Otherwise, this patch is awesome, vasi1186++.

vasi1186’s picture

Status: Needs work » Needs review
FileSize
557 bytes
20.22 KB

thx!, updated the patch.

vasi1186’s picture

Issue summary: View changes

Update summary with more meaningful and up to date info.

penyaskito’s picture

Status: Needs review » Reviewed & tested by the community

This is RTBC for me.

attiks’s picture

nice work

vasi1186’s picture

Status: Reviewed & tested by the community » Needs review
FileSize
4.4 KB
20.17 KB

Small change: seekpos -> seek, getSeekPost() -> getSeek(), setSeekPos() -> setSeek().

Gábor Hojtsy’s picture

Status: Needs review » Reviewed & tested by the community

That change was in fact suggested by @webchick to avoid abbreviating names. Looks like should be still back to RTBC then :)

webchick’s picture

Status: Reviewed & tested by the community » Fixed

Ok, spent a bunch of time reviewing this yesterday; sorry I didn't get as far as follow-up/commit.
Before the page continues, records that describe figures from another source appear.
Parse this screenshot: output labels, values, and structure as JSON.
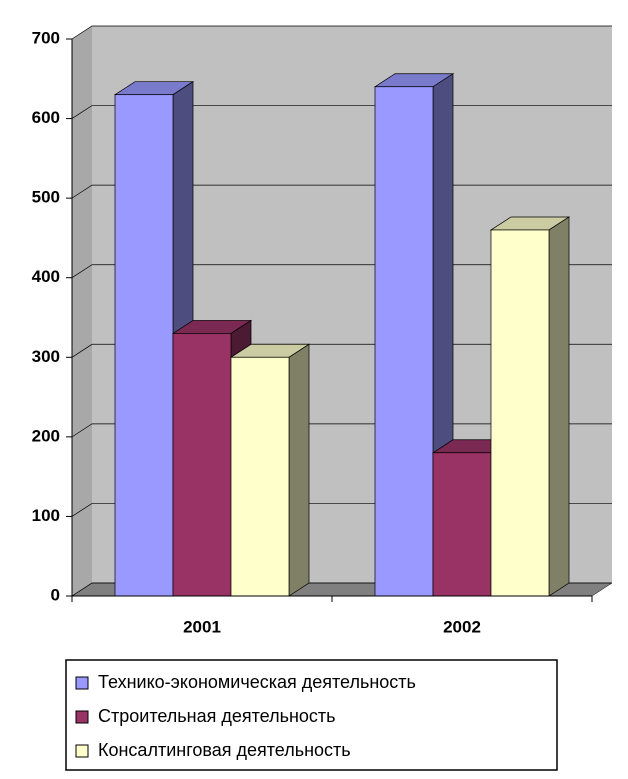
{
  "chart_data": {
    "type": "bar3d",
    "categories": [
      "2001",
      "2002"
    ],
    "series": [
      {
        "name": "Технико-экономическая деятельность",
        "color": "#9999ff",
        "values": [
          630,
          640
        ]
      },
      {
        "name": "Строительная деятельность",
        "color": "#993366",
        "values": [
          330,
          180
        ]
      },
      {
        "name": "Консалтинговая деятельность",
        "color": "#ffffcc",
        "values": [
          300,
          460
        ]
      }
    ],
    "ylim": [
      0,
      700
    ],
    "yticks": [
      0,
      100,
      200,
      300,
      400,
      500,
      600,
      700
    ],
    "grid": true,
    "legend": "bottom"
  }
}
As Gábor said, one nit-picky thing that stood out was the naming of the getSeekPos() function, but that's been remedied now, so thanks!

The other less nit-picky thing is that anytime I see stuff like this:

+++ b/core/modules/locale/locale.bulk.incundefined
@@ -283,12 +250,29 @@ function locale_translate_export_form_submit($form, &$form_state) {
+ * Sets a batch for a newly added language.
+ *
+ * @param array $options
+ *   An array with options that can have the following elements:
+ *   - 'langcode': The language code, required.
+ *   - 'overwrite_options': Overwrite options array as defined in
+ *     Drupal\locale\PoDatabaseWriter. Optional, defaults to an empty array.
+ *   - 'customized': Flag indicating whether the strings imported from $file
+ *     are customized translations or come from a community source. Use
+ *     LOCALE_CUSTOMIZED or LOCALE_NOT_CUSTOMIZED. Optional, defaults to
+ *     LOCALE_NOT_CUSTOMIZED.
+ *   - 'finish_feedback': Whether or not to give feedback to the user when the
+ *     batch is finished. Optional, defaults to TRUE.
...
+function locale_translate_add_language_set_batch($options) {

...it's usually an indicator that we're overloading a function into doing way too much. It's akin to when we used to have hook_node($op, $node, $a3, $a4) in D6 and below; these were split into hook_node_load(), hook_node_save(), etc. in D7+ and as a result the functions are much more focused and are much more grokkable. It feels like we probably need something similar here.

I spoke to Gábor about this, and he acknowledged this concern, but also said that fixing it would require far-reaching changes to the underlying Batch API as well. I actually think that'd make a great follow-up for anyone who worked on this issue, because this capability of processing items in a "series of seeks" (I'm using the wrong words here, but), rather than a big stack of things to do, seems like really useful functionality to have as part of the general Batch API. And if we did that, it's likely we could clean up some of the code here.

However! None of that is worth holding up this patch, which looks like a great solution to the problem, and these implementation concerns aside, looks good. Therefore..!

Committed and pushed to 8.x. Thanks! If we could get a follow-up issue to introduce this functionality into Batch API "proper" though, that would be awesome. (Even more awesome if some folks here who had to understand the existing batch API to write this could help push that issue along with at least some pseudocode/description of how it could work, before you all forget everything you learned. :D)

Gábor Hojtsy’s picture

Status: Fixed » Needs review
FileSize
685 bytes

Yay, thanks. Here is a CHANGELOG.txt followup :) Not sure the text is ok, but this should be quick to review.

webchick’s picture

Status: Needs review » Fixed

Text looks good to me!

Committed and pushed to 8.x.

Status: Fixed » Closed (fixed)

Automatically closed -- issue fixed for 2 weeks with no activity.

Gábor Hojtsy’s picture

Issue tags: -sprint

Off the sprint then, thanks all!

Gábor Hojtsy’s picture

Issue summary: View changes

More up to date solution explanation.